ゼン テーマ「火炎」

苛ついていたんだ。

まさかこんな簡単にいくとは思わなかったんだ。

10本程しか入ってない薄っぺらいマッチの1本を立たせる様にへし折っただけの装置が上手く起動するとは思わないだろ?

軟弱なチビが周囲に散らばった餌を食い、手もつけられない程大きく成長してゴミ共をも喰い尽くす様をただ呆然と見つめていた。目の前から叫び声がしても、野次馬共に手伝えと怒鳴られても、俺はその場から動こうとはしなかった。

この家が大嫌いだったんだ。いつからそう思うようになったのだろう。

ずっとずっと俺のことを褒め称えていたのによ、大学受験に失敗した途端ゴミ扱いしやがって。代わりにずっと蔑んでた弟がテレビに出るようになった途端手のひら返してチヤホヤし始めやがってよ。除け者扱いしてくる親父も、腫れ物扱いしてくるお袋も、調子に乗ってる弟も、皆クソ。クソ、クソ、クソだ。

だけど俺、頑張ったんだよ。怒鳴り散らしながら部屋を荒らすだけで誰も殴っちゃいなかったし、勉強も時々したし、バイトだって数日やったし、ネットでも誰かを追い詰める程のことはしてねえ。な、俺頑張っただろ?

パチパチという音から骨を噛み砕いたかの様なバキッボキッという音へと変わる。音がする度に真っ黒いシルエットはその形を変えていった。

なのに周りはもう誰も俺のことを認めてくれなかった。何でだよ。何がいけないっていうんだよ。

極めつけは今日だ。弟の誕生日だった。まるで今までの俺の存在を否定するかの様な一番の盛大さだった。

それなのに弟は何て返したと思う? 「家を出ていく」と言ったんだぜ? ただ飲み物を取りに一階へ降りていただけの俺でさえ口をぽかんと開けたよ。

当然親父もお袋も止め出したよ。俺はどうでも良かったけどな。だけどどうしようもなくうざかった。だって折角人として認められたんだぜ? 欲しい物は買ってくれるし何しても文句言われないし、こんな最高な状態を自ら投げ出すなんて皮肉だろ。

結局弟は家を出ると言って聞かなかった。しかも明日の朝には出るらしく、もう荷物を殆ど運び終えていたようだった。親父は膝から崩れ落ち、お袋はギャンギャン泣いていて、その姿はどちらもみっともないことこの上なかった。

サイレンの音が遠くから聞こえてきたと思ったらすぐに灰色の人達がやってきて俺を押し退けた。コイツらもうざいな、考え事の邪魔をすんなよ。

別にどうでも良かったんだ、そこまでは。ムカついてはいたけど弟にはもう会わなくて済むし両親の情けない姿を見たらすっきりしたしな。

俺の堪忍袋の緒を切ったのはその直後だった。

一方的に話を終えた弟が自室に戻る際、俺とすれ違った瞬間に言ったひと言が決め手となった。

「兄さんもこんな所から出た方が良いよ」

哀れむ様な表情で放ったそのひと言で俺の怒りは急激にピークへと達した。

何故こんな奴にそんなこと言われなきゃいけない? 何故あんな顔されなきゃいけないんだ。
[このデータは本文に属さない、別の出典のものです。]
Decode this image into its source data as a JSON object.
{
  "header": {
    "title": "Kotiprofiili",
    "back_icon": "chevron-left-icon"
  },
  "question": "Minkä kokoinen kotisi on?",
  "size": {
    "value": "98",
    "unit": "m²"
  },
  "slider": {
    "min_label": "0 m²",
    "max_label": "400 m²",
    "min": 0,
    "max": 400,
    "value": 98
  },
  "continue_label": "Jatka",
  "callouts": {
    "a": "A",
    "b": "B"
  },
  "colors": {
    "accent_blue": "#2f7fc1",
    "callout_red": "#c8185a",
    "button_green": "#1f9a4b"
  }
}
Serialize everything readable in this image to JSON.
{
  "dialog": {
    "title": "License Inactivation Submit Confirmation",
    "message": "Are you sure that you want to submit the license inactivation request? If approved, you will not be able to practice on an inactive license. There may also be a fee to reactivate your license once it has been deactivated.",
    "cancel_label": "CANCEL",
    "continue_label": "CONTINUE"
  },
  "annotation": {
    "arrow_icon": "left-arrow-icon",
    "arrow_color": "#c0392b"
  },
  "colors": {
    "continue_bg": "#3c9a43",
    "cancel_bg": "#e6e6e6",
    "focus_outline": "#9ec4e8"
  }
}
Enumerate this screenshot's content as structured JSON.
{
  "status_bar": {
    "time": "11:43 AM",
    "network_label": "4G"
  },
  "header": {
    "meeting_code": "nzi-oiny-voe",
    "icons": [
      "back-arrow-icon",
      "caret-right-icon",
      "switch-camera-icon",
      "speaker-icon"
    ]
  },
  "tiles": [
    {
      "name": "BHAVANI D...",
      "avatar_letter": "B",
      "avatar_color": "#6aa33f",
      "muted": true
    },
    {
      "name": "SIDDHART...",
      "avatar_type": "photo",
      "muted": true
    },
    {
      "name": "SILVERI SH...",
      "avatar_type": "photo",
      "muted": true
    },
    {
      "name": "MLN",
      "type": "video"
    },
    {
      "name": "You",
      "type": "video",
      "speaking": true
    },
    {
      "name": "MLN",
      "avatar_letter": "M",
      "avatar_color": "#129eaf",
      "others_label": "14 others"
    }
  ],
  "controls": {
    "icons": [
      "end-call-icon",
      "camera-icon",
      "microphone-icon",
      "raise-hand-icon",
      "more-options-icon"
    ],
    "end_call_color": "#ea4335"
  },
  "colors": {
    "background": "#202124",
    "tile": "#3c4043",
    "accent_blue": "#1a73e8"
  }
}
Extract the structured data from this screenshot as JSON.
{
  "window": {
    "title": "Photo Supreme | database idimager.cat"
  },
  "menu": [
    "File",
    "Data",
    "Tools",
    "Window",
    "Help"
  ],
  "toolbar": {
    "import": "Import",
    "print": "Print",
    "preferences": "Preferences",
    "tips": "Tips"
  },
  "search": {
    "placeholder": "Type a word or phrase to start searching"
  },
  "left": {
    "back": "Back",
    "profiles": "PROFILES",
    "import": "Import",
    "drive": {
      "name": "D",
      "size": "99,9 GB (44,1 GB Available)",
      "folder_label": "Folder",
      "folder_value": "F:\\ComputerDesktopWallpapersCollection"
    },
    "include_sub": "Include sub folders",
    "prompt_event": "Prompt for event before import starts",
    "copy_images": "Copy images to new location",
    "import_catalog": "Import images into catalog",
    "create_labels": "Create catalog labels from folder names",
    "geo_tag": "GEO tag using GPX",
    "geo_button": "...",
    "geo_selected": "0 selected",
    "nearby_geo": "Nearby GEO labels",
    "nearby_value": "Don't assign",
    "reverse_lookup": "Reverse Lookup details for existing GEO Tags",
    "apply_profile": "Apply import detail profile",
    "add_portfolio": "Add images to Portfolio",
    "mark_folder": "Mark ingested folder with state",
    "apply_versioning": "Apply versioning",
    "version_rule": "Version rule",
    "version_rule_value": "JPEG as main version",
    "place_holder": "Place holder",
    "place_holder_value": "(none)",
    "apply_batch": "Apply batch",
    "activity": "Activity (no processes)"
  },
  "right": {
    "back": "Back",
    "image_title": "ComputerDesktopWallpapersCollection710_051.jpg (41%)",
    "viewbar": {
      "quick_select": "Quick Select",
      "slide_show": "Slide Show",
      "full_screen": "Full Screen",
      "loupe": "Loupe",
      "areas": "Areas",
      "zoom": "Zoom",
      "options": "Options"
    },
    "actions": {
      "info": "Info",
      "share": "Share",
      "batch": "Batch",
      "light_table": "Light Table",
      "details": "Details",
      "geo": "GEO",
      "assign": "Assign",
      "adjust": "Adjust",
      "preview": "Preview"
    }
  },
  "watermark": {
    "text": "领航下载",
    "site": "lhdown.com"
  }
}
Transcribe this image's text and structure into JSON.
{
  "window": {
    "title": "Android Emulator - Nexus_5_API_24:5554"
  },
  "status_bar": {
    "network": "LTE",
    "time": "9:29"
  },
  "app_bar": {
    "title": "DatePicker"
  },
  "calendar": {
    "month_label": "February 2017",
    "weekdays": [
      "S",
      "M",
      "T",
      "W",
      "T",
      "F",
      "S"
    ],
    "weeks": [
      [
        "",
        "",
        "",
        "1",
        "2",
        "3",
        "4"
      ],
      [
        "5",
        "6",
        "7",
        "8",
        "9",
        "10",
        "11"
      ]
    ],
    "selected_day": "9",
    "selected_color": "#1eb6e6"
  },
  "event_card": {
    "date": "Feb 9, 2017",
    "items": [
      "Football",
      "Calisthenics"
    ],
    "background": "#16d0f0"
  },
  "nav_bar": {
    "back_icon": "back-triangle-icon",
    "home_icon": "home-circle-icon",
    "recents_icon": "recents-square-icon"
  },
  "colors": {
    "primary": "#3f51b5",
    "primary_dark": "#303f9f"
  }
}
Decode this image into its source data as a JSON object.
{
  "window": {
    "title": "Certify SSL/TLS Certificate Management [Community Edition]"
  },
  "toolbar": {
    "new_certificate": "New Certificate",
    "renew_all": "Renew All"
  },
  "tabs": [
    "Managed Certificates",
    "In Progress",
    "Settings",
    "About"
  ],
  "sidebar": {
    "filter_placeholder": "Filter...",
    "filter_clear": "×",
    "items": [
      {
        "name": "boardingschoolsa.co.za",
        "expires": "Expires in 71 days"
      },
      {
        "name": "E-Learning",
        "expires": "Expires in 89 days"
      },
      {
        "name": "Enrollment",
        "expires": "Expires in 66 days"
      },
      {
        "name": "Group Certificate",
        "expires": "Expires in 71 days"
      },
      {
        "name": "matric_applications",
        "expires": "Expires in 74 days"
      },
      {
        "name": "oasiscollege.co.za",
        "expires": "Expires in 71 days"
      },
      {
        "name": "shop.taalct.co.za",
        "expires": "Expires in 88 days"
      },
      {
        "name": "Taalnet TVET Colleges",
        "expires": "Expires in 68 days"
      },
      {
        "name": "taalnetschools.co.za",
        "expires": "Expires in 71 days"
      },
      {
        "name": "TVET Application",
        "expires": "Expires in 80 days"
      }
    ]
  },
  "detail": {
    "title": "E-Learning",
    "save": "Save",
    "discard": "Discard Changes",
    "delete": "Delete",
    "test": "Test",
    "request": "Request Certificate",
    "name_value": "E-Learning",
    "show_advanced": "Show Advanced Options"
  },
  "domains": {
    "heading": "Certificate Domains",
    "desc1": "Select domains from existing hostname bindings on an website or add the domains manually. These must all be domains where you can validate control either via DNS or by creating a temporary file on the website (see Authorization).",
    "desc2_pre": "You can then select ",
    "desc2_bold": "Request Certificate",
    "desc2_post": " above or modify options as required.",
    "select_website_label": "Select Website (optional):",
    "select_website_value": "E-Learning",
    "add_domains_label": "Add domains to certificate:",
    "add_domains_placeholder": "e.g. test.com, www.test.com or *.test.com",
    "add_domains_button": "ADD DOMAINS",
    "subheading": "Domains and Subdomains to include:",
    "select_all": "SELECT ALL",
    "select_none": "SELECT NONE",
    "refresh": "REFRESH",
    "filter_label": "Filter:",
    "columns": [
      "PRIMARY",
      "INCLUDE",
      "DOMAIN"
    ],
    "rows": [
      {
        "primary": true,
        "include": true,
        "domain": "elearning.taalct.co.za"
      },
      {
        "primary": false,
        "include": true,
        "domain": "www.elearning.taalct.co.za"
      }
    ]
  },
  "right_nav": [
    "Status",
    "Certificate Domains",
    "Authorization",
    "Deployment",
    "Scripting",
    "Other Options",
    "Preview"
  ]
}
こんな所って、お前にとってこの場は俺の本来あるべき場所なんだぞ。それをこんな所と言うのか?

「うるせえ!」

俺は弟と突き飛ばして家を飛び出した。

馬鹿にしたきゃ馬鹿にすれば良いのに、わざわざ嫌味ったらしく見下してくるのが我慢出来なかった。

とはいえ偶然ポケットに財布を入れていただけの俺は行く宛てなどなく、鬱憤を吐き散らしながら適当に歩き回った後コンビニへと辿り着いた。そして何となく入った店内のレジ横でマッチを見付けた──

俺は悪くない。ここは本来人通りが多い場所なんだ。すぐに見つかって捕まるか、失敗するかボヤくらいで納まるはずだったんだ。

だから偶然誰にも犯行を咎められることなくネットでちらりと見掛けた装置が成功して、今も終息に難航している程事態が大きくなるなんてことあるはずがなかったんだ。

押し退けられたことによってようやく動けるようになった俺は堪らなくなってその場から逃げ出した。

苛ついていただけなんだ。

まさかこんな大事になるとは思わなかったんだ。

あんなに取り戻そうとしていた承認欲求の満たしが恐ろしくなり、走り続けながら藁にもすがる思いで願った。

もう誰も俺を見ないでくれ──と。